Most of my earlier stories are about escape. My characters feel oppressed and suffocated by circumstances they believe to be outside of their control, so they find ways to leave. They die. They cease to become human. They're lured into fantasy worlds by demons with sparkling teeth where they don't have to worry about overbearing mothers or unsympathetic husband's.
No matter how much I wrote I couldn't make myself disappear like my characters. I tried to twist myself into an abstract shape so the pain of being human couldn't affect me. Yet the more I wrote, the more pain I felt. I couldn't transmute my blood into gold.
The only way to address your pain is by living.
Art can’t save you. At least, not like that. It's a part of reality and not an escape from it. Use it to enrich your life. If your life outside of art is terrible, it won't be enough to fix you.
We can take our pain to art to try to understand it, but we can't destroy it. Characters who disappear into fantasy worlds to escape their problems are as good as dead. They've committed a beautiful, literary suicide.
It's Okay To Be Consumed By Love
I haven't had a break for longer than four hours since September 25, 2022. For the first ten months my daughter barely wanted to be held by anyone else.
My child is almost always with me and requires constant care and attention. Her needs are ever present, dynamic, and changing. It's required a total lifestyle overhaul and a need for resilience. I've had to completely change how I think about life, because it's not just me and my husband anymore.
The other day she saw me come into the room and when she said “Momma!” and giggled, tears started to pour from my eyes. I couldn't understand why something loved me so much.

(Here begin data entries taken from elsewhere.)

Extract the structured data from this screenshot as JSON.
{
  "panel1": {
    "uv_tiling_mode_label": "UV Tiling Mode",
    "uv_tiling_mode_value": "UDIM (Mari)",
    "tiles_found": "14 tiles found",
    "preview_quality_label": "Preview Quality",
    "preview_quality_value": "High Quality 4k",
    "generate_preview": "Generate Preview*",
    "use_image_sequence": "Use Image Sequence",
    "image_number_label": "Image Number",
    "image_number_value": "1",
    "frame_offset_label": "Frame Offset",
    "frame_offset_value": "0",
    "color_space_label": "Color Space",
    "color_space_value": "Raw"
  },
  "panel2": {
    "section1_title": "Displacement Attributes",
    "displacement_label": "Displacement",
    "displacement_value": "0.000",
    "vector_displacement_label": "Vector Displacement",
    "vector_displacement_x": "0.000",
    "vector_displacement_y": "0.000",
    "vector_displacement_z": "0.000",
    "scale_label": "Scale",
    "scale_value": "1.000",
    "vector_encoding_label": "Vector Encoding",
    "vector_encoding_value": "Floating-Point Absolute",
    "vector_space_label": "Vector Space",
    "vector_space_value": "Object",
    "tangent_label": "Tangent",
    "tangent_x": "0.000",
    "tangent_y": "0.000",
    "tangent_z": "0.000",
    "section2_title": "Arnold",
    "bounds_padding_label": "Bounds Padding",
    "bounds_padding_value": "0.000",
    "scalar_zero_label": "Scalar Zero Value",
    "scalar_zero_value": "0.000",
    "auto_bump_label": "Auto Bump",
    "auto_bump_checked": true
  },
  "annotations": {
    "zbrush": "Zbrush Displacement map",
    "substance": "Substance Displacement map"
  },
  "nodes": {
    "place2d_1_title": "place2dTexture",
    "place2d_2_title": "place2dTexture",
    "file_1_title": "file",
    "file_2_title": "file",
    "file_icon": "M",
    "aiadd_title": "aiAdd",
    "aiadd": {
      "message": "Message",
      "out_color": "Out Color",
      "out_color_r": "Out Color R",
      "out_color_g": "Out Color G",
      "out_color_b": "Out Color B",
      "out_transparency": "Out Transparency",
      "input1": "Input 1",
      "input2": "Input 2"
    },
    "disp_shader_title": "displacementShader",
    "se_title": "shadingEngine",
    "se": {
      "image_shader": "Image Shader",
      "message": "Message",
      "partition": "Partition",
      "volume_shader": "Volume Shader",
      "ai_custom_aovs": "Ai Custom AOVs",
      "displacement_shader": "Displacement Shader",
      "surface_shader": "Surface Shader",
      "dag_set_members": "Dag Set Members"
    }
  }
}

For the longest time I thought I didn't want kids, because I didn't want the responsibility.
I didn't want to be consumed by love. I didn't want to know what it felt to have something more important to take care of than your own ego. I saw how that kind of happiness annoyed people, like loving your child was a direct affront to them. Like love itself was some mechanical manipulation, a dead end, a thing that served no purpose.
But without the spirit of love you live in a hollow world. A place where you can gorge yourself and never feel satisfied, a palace that’s not even worth the rocks it was built with.
That’s what it means when someone like Bukowski said “Find what you love and let it kill you.” The alternative is to be killed by the empty place where a spirit should’ve been.
My oldest is home from his second year of college. Everything you say is absolutely true. The scary-ass part I'm learning, tho, is that there are similar upheavals that come when they go. There are more changes to learn to accept and embrace in store, maybe not as immediate and violent as going from no-kid to the 24 hr job literally in a moment... but just as changing. I used to think that was terrifying and exhausting, but I'm learning that the chance for renewal is what makes life so damn interesting and engaging. I think after all we may only really feel the things we can't escape from (which is a strange thing to realize when I had/have a very similar relationship to escape as you describe).